Dans les centres populeux, dans la province de Buenos-Aires surtout, plus cosmopolite, plus pétrie d’idées modernes que les autres, tout le monde convient que ce régime est déplorable. Sur ce seul point, le gouvernement et l’opposition ont toujours été d’accord; ils ne luttent que d’enthousiasme pour les réformes. Si jusqu’à présent tant de bonne volonté s’est évaporée en éloquence, c’est que cette façon sommaire d’enrégimenter les gens est une bien commode ressource dans les cas pressans.
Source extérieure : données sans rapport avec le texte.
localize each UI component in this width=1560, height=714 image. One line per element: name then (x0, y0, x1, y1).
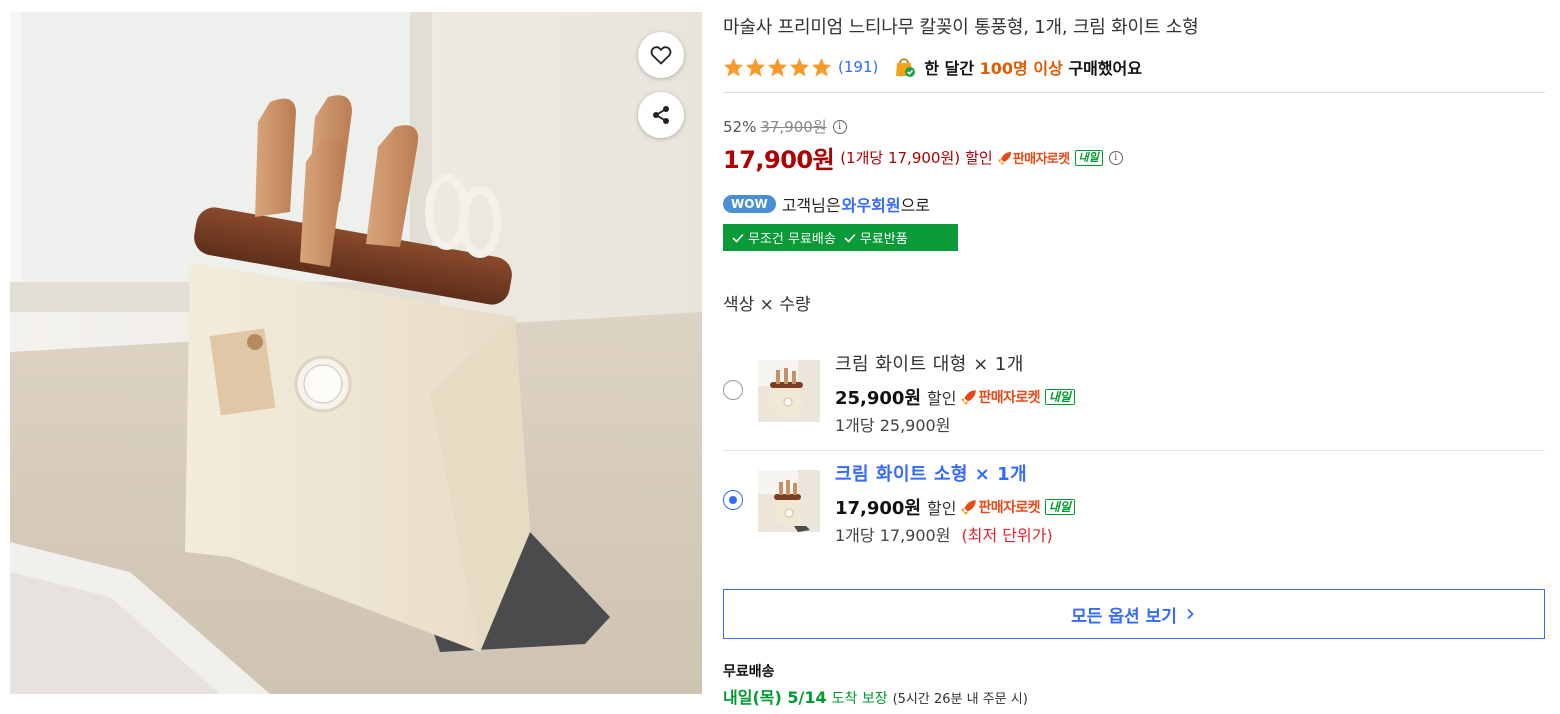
seller-rocket-badge: 판매자로켓 (960, 387, 1040, 407)
delivery-date-row: 내일(목) 5/14 도착 보장 (5시간 26분 내 주문 시) (723, 684, 1028, 708)
star-icon (811, 57, 832, 77)
tomorrow-badge: 내일 (1074, 149, 1103, 166)
option-thumbnail (758, 360, 820, 422)
product-photo (10, 12, 702, 694)
per-unit-price: (1개당 17,900원) (840, 149, 961, 167)
wow-member-row: WOW 고객님은 와우회원 으로 (723, 192, 930, 216)
wow-member-link[interactable]: 와우회원 (842, 192, 901, 216)
benefit-free-shipping: 무조건 무료배송 (748, 232, 836, 247)
option-price: 25,900원 (835, 388, 922, 409)
star-icon (745, 57, 766, 77)
option-unit-price: 1개당 17,900원 (최저 단위가) (835, 522, 1053, 546)
star-rating[interactable] (723, 57, 832, 77)
discount-label: 할인 (965, 149, 993, 167)
rocket-icon (961, 390, 977, 405)
purchase-prefix: 한 달간 (924, 59, 975, 78)
heart-icon (650, 46, 672, 65)
star-icon (789, 57, 810, 77)
option-radio[interactable] (723, 380, 743, 400)
option-unit-price: 1개당 25,900원 (835, 412, 950, 436)
option-name: 크림 화이트 대형 × 1개 (835, 354, 1024, 375)
option-radio-checked[interactable] (723, 490, 743, 510)
wishlist-button[interactable] (638, 32, 684, 78)
product-info-panel: 마술사 프리미엄 느티나무 칼꽂이 통풍형, 1개, 크림 화이트 소형 (19… (723, 0, 1545, 714)
shipping-label: 무료배송 (723, 664, 775, 680)
option-price-row: 17,900원 할인 판매자로켓 내일 (835, 494, 1075, 520)
tomorrow-badge: 내일 (1044, 389, 1075, 405)
share-icon (653, 106, 669, 124)
rocket-label: 판매자로켓 (978, 390, 1040, 406)
rating-row: (191) 한 달간 100명 이상 구매했어요 (723, 55, 1142, 79)
purchase-highlight: 100명 이상 (979, 59, 1063, 78)
view-all-options-label: 모든 옵션 보기 (1071, 606, 1177, 627)
review-count-link[interactable]: (191) (838, 58, 878, 76)
rocket-icon (961, 500, 977, 515)
info-icon[interactable]: i (832, 119, 847, 134)
product-image[interactable] (10, 12, 702, 694)
option-divider (723, 450, 1545, 451)
seller-rocket-badge: 판매자로켓 (997, 148, 1070, 167)
rocket-label: 판매자로켓 (1012, 152, 1070, 167)
option-thumbnail (758, 470, 820, 532)
purchase-count-text: 한 달간 100명 이상 구매했어요 (924, 55, 1142, 79)
option-item-selected[interactable]: 크림 화이트 소형 × 1개 17,900원 할인 판매자로켓 내일 1개당 1… (723, 460, 1545, 560)
option-heading: 색상 × 수량 (723, 295, 811, 315)
wow-text-before: 고객님은 (781, 196, 841, 215)
order-cutoff-time: (5시간 26분 내 주문 시) (892, 692, 1028, 707)
rocket-label: 판매자로켓 (978, 500, 1040, 516)
option-name: 크림 화이트 소형 × 1개 (835, 464, 1028, 485)
option-discount-label: 할인 (927, 499, 957, 518)
product-title: 마술사 프리미엄 느티나무 칼꽂이 통풍형, 1개, 크림 화이트 소형 (723, 17, 1199, 38)
chevron-right-icon (1187, 608, 1194, 620)
delivery-date: 내일(목) 5/14 (723, 688, 827, 707)
shopping-bag-check-icon (896, 58, 916, 77)
star-icon (723, 57, 744, 77)
benefit-free-return: 무료반품 (859, 232, 908, 247)
share-button[interactable] (638, 92, 684, 138)
delivery-guarantee: 도착 보장 (831, 691, 888, 707)
lowest-unit-price-note: (최저 단위가) (961, 526, 1053, 545)
wow-text-after: 으로 (900, 196, 931, 215)
discount-rate: 52% (723, 117, 757, 136)
wow-badge: WOW (723, 195, 776, 213)
option-unit-price-value: 1개당 25,900원 (835, 416, 951, 435)
purchase-suffix: 구매했어요 (1068, 59, 1142, 78)
seller-rocket-badge: 판매자로켓 (960, 497, 1040, 517)
original-price-row: 52% 37,900원 i (723, 116, 847, 137)
option-discount-label: 할인 (927, 389, 957, 408)
option-price-row: 25,900원 할인 판매자로켓 내일 (835, 384, 1075, 410)
check-icon (844, 233, 856, 243)
star-icon (767, 57, 788, 77)
option-price: 17,900원 (835, 498, 922, 519)
option-item[interactable]: 크림 화이트 대형 × 1개 25,900원 할인 판매자로켓 내일 1개당 2… (723, 350, 1545, 450)
sale-price: 17,900원 (723, 146, 835, 174)
divider (723, 92, 1545, 93)
tomorrow-badge: 내일 (1044, 499, 1075, 515)
free-shipping-badge: 무조건 무료배송 무료반품 (723, 224, 958, 251)
info-icon[interactable]: i (1108, 150, 1123, 165)
rocket-icon (997, 151, 1011, 165)
view-all-options-button[interactable]: 모든 옵션 보기 (723, 589, 1545, 639)
original-price: 37,900원 (760, 118, 827, 136)
sale-price-row: 17,900원 (1개당 17,900원) 할인 판매자로켓 내일 i (723, 140, 1123, 175)
option-unit-price-value: 1개당 17,900원 (835, 526, 951, 545)
check-icon (732, 233, 744, 243)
Hélas! le propre des pays en voie de formation, qui ont plus d’ardeur que d’expérience et qui font tout par soubresauts, est de se trouver périodiquement acculés à des cas pressans, avant d’avoir préparé de longue main les élémens destinés à y faire face. Le gouvernement provincial voulut un jour dispenser de cette rude corvée les paysans de Buenos-Aires : il établit des bureaux d’enrôlement avec une prime alléchante; les résultats furent presque nuls. De grandes invasions survinrent, il fallait du monde, on revint aux anciens erremens. « Détestable mesure! s’écrie le ministère en ces occasions. Employons-la cette fois encore, puisqu’on ne peut faire autrement; ce sera la dernière, » et les choses suivent leur cours. Le gouvernement national de son côté avait ordonné à la fin de 1875 le licenciement des gardes nationaux en service à la frontière du sud. Trois mois après, au début de l’expédition au désert, il se trouva fort empêché faute de monde. On lui offrit sans qu’il les demandât quelques régimens de milice ; il les accepta en soupirant. A propos du fossé, même difficulté, même solution admise à regret sous la pression de la nécessité. Quand il s’agissait d’atteindre ce but, si ardemment poursuivi, de couper court aux incursions indiennes, comment résister à la tentation de faire sortir 800 travailleurs pour ainsi dire de terre, en frappant le sol du pied? Au milieu de tout cela, le progrès marche sans doute, mais il suit un chemin en zigzag.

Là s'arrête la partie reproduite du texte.